Prafulla Chandra Raychowdhary was born in the village of Raruli-Katipara, then in the Jessore District (subsequently in the Khulna District), which was then situated in the eastern portion of the Bengal Presidency of British India (now in present-day Bangladesh). He was the third child and son of Harish Chandra Raychowdhury, a moderately wealthy Kayastha zamindar and his wife Bhubanmohini Devi. Ray was one of seven siblings, having four brothers: Jnanendra Chandra, Nalini Kanta, Purna Chandra and Buddha Dev and two sisters: Indumati and Belamati.

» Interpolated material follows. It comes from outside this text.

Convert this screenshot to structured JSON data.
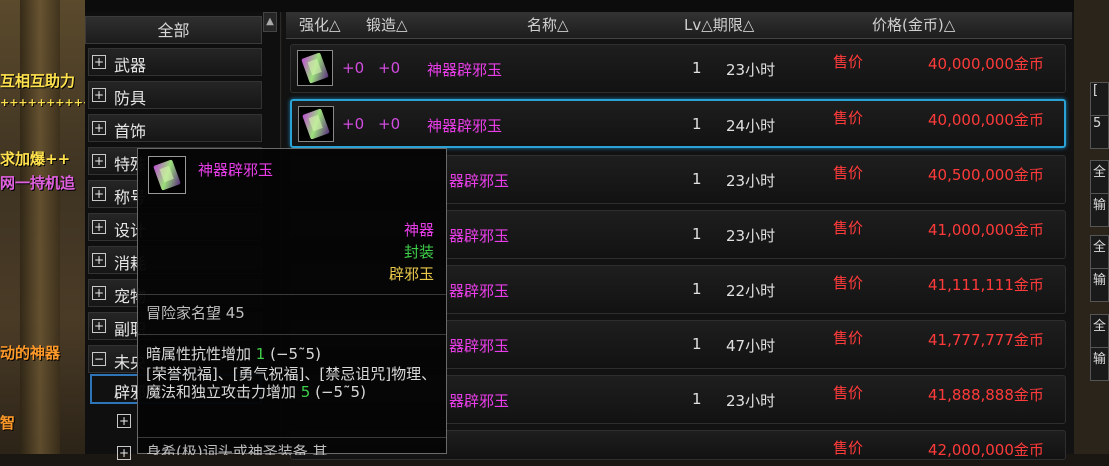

In 1866, Ray began his education in the village school run by his father, and studied there until he was nine. In 1871, when Ray was about 10, his family migrated to the city, where Ray was admitted to the Hare School the following year. In 1874, while Ray was in the fourth standard, he suffered a severe attack of dysentery and was consequently forced to postpone his studies and return to his ancestral home.
After recovering from his illness, Ray returned to Calcutta in 1876 and was admitted to the Albert School. In 1878, he passed the school's Entrance Examination (matriculation exams) with a First Division, and was admitted as an FA (First Arts) student to the Metropolitan Institution (later Vidyasagar College). As the Metropolitan Institution offered no facilities for science courses at the time, Ray attended physics and chemistry lectures as an external student at the Presidency College.
He passed the FA exam in 1881 with a second division, and was admitted to the BA (B-course) degree of the University of Calcutta as a chemistry student. Having learnt Latin and French in addition to achieving a "fair mastery" of Sanskrit, a compulsory subject at the FA level, Ray applied for a Gilchrist Prize Scholarship while studying for his BA examination. After an all-India competitive examination, Ray won one of the two scholarships, and enrolled as a BSc. student at the University of Edinburgh without completing his original degree. He sailed for the United Kingdom in August 1882, aged 21. At Edinburgh, Ray began his chemistry studies under Alexander Crum Brown and his demonstrator John Gibson, a former student of Brown's who had also studied under Robert Bunsen at the University of Heidelberg. He received his BSc. in 1885. After obtaining his BSc degree, Ray embarked on his doctoral studies.
He remained a bachelor throughout his life who took active participation in politics.